As usual, we strengthen our art study with a Mike Venezia book – Getting to Know the World’s Greatest Artists – Winslow Homer. We love seeing some of the same paintings being examined in the book that Meet the Masters covers as well as other works of art.

Our DVD “The Artists’ Specials” set also features Winslow Homer as one of the six artists featured. These 45 minute films bring the artist to life, usually with a few children characters intertwined in the plot. In this episode, Homer is looking for some peace and quiet after his exposure sketching scenes of the Civil War. All he wants is solitude but two curious children attempt to befriend him.

We also always set Satori’s computer display to a rotating desktop background and slideshow. Here’s one of our favorite paintings of his.
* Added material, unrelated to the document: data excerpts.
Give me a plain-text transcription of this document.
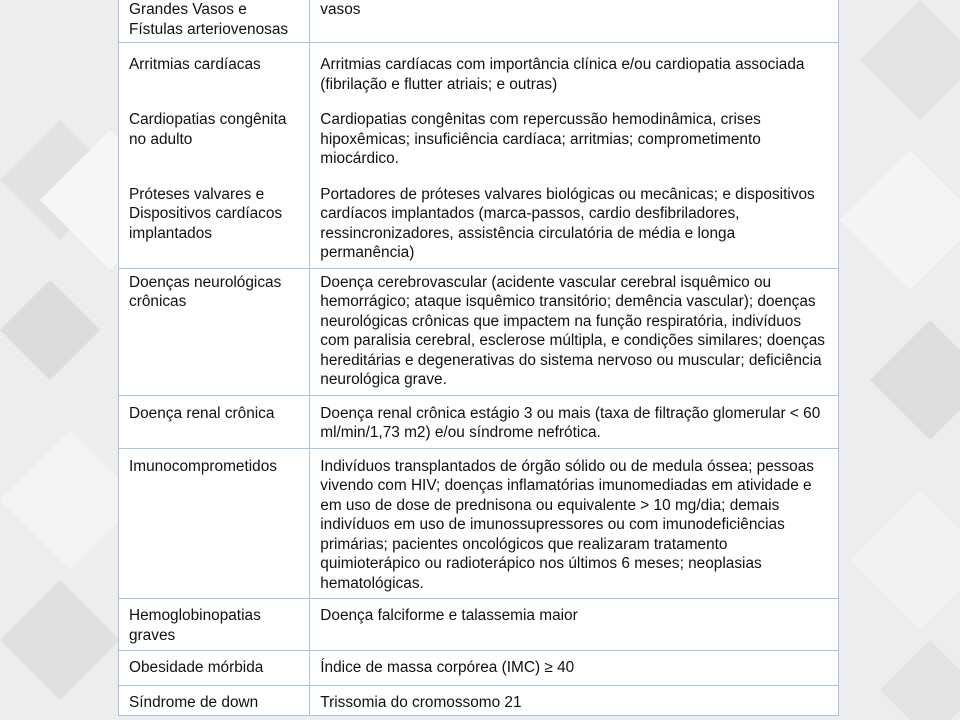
Grandes Vasos e Fístulas arteriovenosas	vasos
Arritmias cardíacas	Arritmias cardíacas com importância clínica e/ou cardiopatia associada (fibrilação e flutter atriais; e outras)
Cardiopatias congênita no adulto	Cardiopatias congênitas com repercussão hemodinâmica, crises hipoxêmicas; insuficiência cardíaca; arritmias; comprometimento miocárdico.
Próteses valvares e Dispositivos cardíacos implantados	Portadores de próteses valvares biológicas ou mecânicas; e dispositivos cardíacos implantados (marca-passos, cardio desfibriladores, ressincronizadores, assistência circulatória de média e longa permanência)
Doenças neurológicas crônicas	Doença cerebrovascular (acidente vascular cerebral isquêmico ou hemorrágico; ataque isquêmico transitório; demência vascular); doenças neurológicas crônicas que impactem na função respiratória, indivíduos com paralisia cerebral, esclerose múltipla, e condições similares; doenças hereditárias e degenerativas do sistema nervoso ou muscular; deficiência neurológica grave.
Doença renal crônica	Doença renal crônica estágio 3 ou mais (taxa de filtração glomerular < 60 ml/min/1,73 m2) e/ou síndrome nefrótica.
Imunocomprometidos	Indivíduos transplantados de órgão sólido ou de medula óssea; pessoas vivendo com HIV; doenças inflamatórias imunomediadas em atividade e em uso de dose de prednisona ou equivalente > 10 mg/dia; demais indivíduos em uso de imunossupressores ou com imunodeficiências primárias; pacientes oncológicos que realizaram tratamento quimioterápico ou radioterápico nos últimos 6 meses; neoplasias hematológicas.
Hemoglobinopatias graves	Doença falciforme e talassemia maior
Obesidade mórbida	Índice de massa corpórea (IMC) ≥ 40
Síndrome de down	Trissomia do cromossomo 21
Winslow Homer loves paintings of the sea, and especially perilous situations. Here this poor man looks doomed but if you look closely, you will see a glimmer of hope.

Another activity we sometimes do is find a page in one of our artist coloring books which Satori loves to color. This particular “Snap the Whip” painting is included in Art Masterpieces to Color by Dover. I printed out a sample picture for her to copy.
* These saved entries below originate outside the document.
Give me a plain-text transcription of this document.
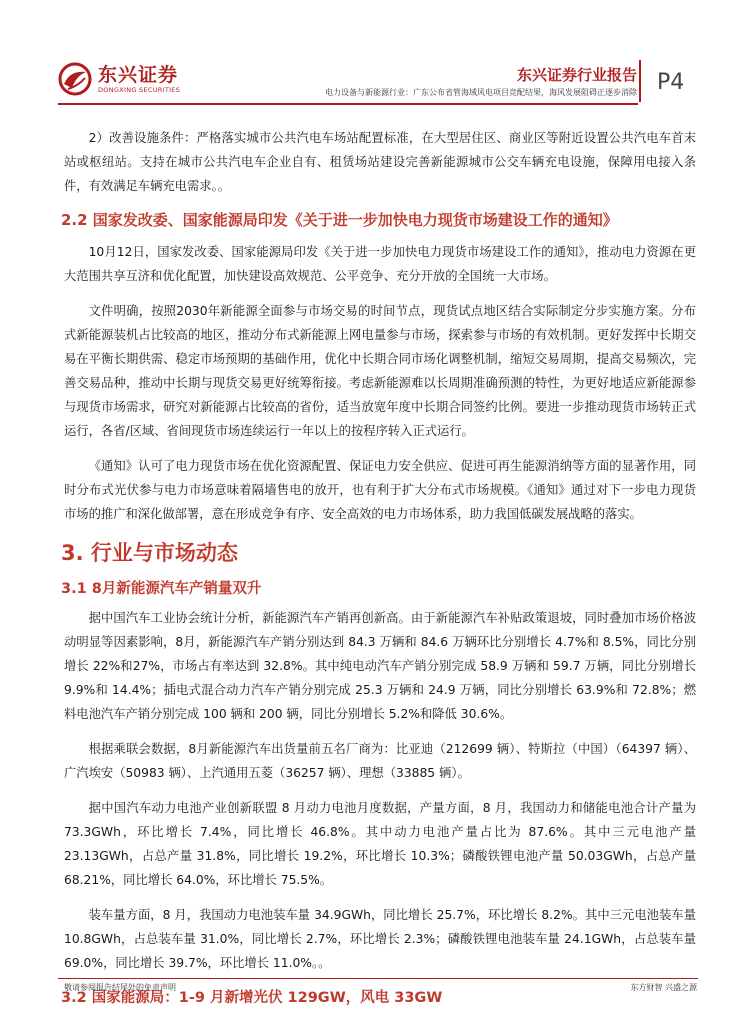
东兴证券
DONGXING SECURITIES
东兴证券行业报告
电力设备与新能源行业：广东公布省管海域风电项目竞配结果，海风发展阻碍正逐步消除 P4

2）改善设施条件：严格落实城市公共汽电车场站配置标准，在大型居住区、商业区等附近设置公共汽电车首末站或枢纽站。支持在城市公共汽电车企业自有、租赁场站建设完善新能源城市公交车辆充电设施，保障用电接入条件，有效满足车辆充电需求。。

2.2 国家发改委、国家能源局印发《关于进一步加快电力现货市场建设工作的通知》

10月12日，国家发改委、国家能源局印发《关于进一步加快电力现货市场建设工作的通知》，推动电力资源在更大范围共享互济和优化配置，加快建设高效规范、公平竞争、充分开放的全国统一大市场。

文件明确，按照2030年新能源全面参与市场交易的时间节点，现货试点地区结合实际制定分步实施方案。分布式新能源装机占比较高的地区，推动分布式新能源上网电量参与市场，探索参与市场的有效机制。更好发挥中长期交易在平衡长期供需、稳定市场预期的基础作用，优化中长期合同市场化调整机制，缩短交易周期，提高交易频次，完善交易品种，推动中长期与现货交易更好统筹衔接。考虑新能源难以长周期准确预测的特性，为更好地适应新能源参与现货市场需求，研究对新能源占比较高的省份，适当放宽年度中长期合同签约比例。要进一步推动现货市场转正式运行，各省/区域、省间现货市场连续运行一年以上的按程序转入正式运行。

《通知》认可了电力现货市场在优化资源配置、保证电力安全供应、促进可再生能源消纳等方面的显著作用，同时分布式光伏参与电力市场意味着隔墙售电的放开，也有利于扩大分布式市场规模。《通知》通过对下一步电力现货市场的推广和深化做部署，意在形成竞争有序、安全高效的电力市场体系，助力我国低碳发展战略的落实。

3. 行业与市场动态
3.1 8月新能源汽车产销量双升

据中国汽车工业协会统计分析，新能源汽车产销再创新高。由于新能源汽车补贴政策退坡，同时叠加市场价格波动明显等因素影响，8月，新能源汽车产销分别达到 84.3 万辆和 84.6 万辆环比分别增长 4.7%和 8.5%，同比分别增长 22%和27%，市场占有率达到 32.8%。其中纯电动汽车产销分别完成 58.9 万辆和 59.7 万辆，同比分别增长 9.9%和 14.4%；插电式混合动力汽车产销分别完成 25.3 万辆和 24.9 万辆，同比分别增长 63.9%和 72.8%；燃料电池汽车产销分别完成 100 辆和 200 辆，同比分别增长 5.2%和降低 30.6%。

根据乘联会数据，8月新能源汽车出货量前五名厂商为：比亚迪（212699 辆）、特斯拉（中国）（64397 辆）、广汽埃安（50983 辆）、上汽通用五菱（36257 辆）、理想（33885 辆）。

据中国汽车动力电池产业创新联盟 8 月动力电池月度数据，产量方面，8 月，我国动力和储能电池合计产量为 73.3GWh，环比增长 7.4%，同比增长 46.8%。其中动力电池产量占比为 87.6%。其中三元电池产量 23.13GWh，占总产量 31.8%，同比增长 19.2%，环比增长 10.3%；磷酸铁锂电池产量 50.03GWh，占总产量 68.21%，同比增长 64.0%，环比增长 75.5%。

装车量方面，8 月，我国动力电池装车量 34.9GWh，同比增长 25.7%，环比增长 8.2%。其中三元电池装车量 10.8GWh，占总装车量 31.0%，同比增长 2.7%，环比增长 2.3%；磷酸铁锂电池装车量 24.1GWh，占总装车量 69.0%，同比增长 39.7%，环比增长 11.0%。。

3.2 国家能源局：1-9 月新增光伏 129GW，风电 33GW
敬请参阅报告结尾处的免责声明	东方财智 兴盛之源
For Artistic Pursuits, Satori experimented with drawing her first still life. I asked her to do this one over the summer but with no direction, she was flustered and gave up. So I gave her some guidance in drawing what she sees. I set up the still life below and filled up a wine glass with grape juice for her.

I find myself working along and this seems to suit us best, as Satori gets a few drawing lessons from me and I get to exercise the right side of the brain.

We were to use water-soluable crayons but we used our Derwent watercolor pencils, in which we have more color choice. Here’s a closeup to see what they look like with water applied. I’m sure I could have taken my time to make it look better, but we’re pleased with how they work for us.

A few days later, Satori lined up all her stuffed animals  with their name tags. Art was one of the subjects her lucky students learned that day.

She usually teaches her class in the morning at 7am, before I’m even out of bed. I hear her prattling on about various topics like the rainforest, Latin, and history. This particular morning I work up to our whiteboard filled with art projects done by all the students in her class, complete with their names on the papers. 🙂

If her stuffed animals are not her students, a real person will make an even better substitute! Daddy often gets taught, and Satori is very eager planning out her lesson schedule the night before. Even Gramy and Grampy got to spend an afternoon this summer in Satori’s class, learning logic and Latin!